Coming Home

Coming home was the feeling that emerged for me in pondering last month’s event marking Claymont’s 50-year existence.

Not a coming home only for those who have been away. But also, for those of us who never left or who returned years ago. Some who came may have aged beyond recognition, but people still recognized a shared experience of the Work and of Claymont.

Laying the Foundation

J.G. Bennett had a premonition about the future of mankind. Finding and setting up the purchase of Claymont, an historic Washington-Family estate, was his final material act. In his book, Needs of a New Age Community, Bennett sounds the call that brought many of us to Claymont. However, Bennett’s “vision” that this four-hundred-acre property in the sheltered Shenandoah Valley would become the Noah’s Ark of a new age, has been both a promise and an albatross.

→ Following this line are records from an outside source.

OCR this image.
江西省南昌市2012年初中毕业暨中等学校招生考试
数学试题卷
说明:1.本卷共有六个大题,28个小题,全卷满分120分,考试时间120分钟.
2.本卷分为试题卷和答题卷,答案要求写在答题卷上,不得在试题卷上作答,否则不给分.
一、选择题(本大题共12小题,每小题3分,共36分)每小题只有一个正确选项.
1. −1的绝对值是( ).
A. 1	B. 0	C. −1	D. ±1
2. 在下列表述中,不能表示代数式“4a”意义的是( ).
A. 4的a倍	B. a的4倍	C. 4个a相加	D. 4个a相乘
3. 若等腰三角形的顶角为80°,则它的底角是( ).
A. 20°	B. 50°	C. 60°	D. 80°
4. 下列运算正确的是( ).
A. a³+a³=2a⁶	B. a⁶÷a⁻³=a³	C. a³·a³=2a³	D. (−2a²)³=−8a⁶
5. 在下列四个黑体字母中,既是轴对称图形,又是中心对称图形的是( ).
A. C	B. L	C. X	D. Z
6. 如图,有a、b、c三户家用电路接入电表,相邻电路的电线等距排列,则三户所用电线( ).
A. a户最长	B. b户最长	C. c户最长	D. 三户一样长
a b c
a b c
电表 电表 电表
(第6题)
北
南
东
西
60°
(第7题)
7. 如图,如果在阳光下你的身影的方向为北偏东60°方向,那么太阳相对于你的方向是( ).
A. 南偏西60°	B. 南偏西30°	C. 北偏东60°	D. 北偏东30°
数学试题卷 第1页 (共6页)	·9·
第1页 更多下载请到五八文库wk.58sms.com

I say albatross, because Claymont has not become the self-sufficient agrarian community of families it was “expected” to become. Like a stone around its neck, this has translated as a failure of mission, a need for a new “vision.”

Building the Ark

On the other hand, what is promising, is that Claymont has become a home for spiritual work. Be it Fourth Way or any number of meditation, body, or other compatible groups. At the same time, the “community” of Claymont has spread throughout the area. These people, too, have been “coming home” by finding ways to be connected via food production, helping on the land, or supporting the seminars. This behind-the-scenes involvement was felt, if not seen, during the 50th Gathering which was outlined in last week’s blogpost.

At one point during the 50th we broke into small groups and spoke about how we saw the future. Helene’s devastation of Asheville informed my sense of the coming disaster to humanity that was at the core of JGB’s vision of an Ark.

I found myself suddenly speaking to the relevance of getting solar panels on the roof of the Great Barn. Instead of beating ourselves up for what had not been achieved, I wanted to focus on what we could do now.

Coming Home

Bennett’s vision, that the earth and humanity are entering a new era, with catastrophic consequences, AND that there is a great opportunity for humanity, is still relevant. How I respond to the call is my work. I am the one with the hands that manifest and the inner training that opens me “to what is being asked.”

I believe it is not a new vision but a new “listening” that is needed to fulfill the Call. When I came home to Claymont, that is what I found.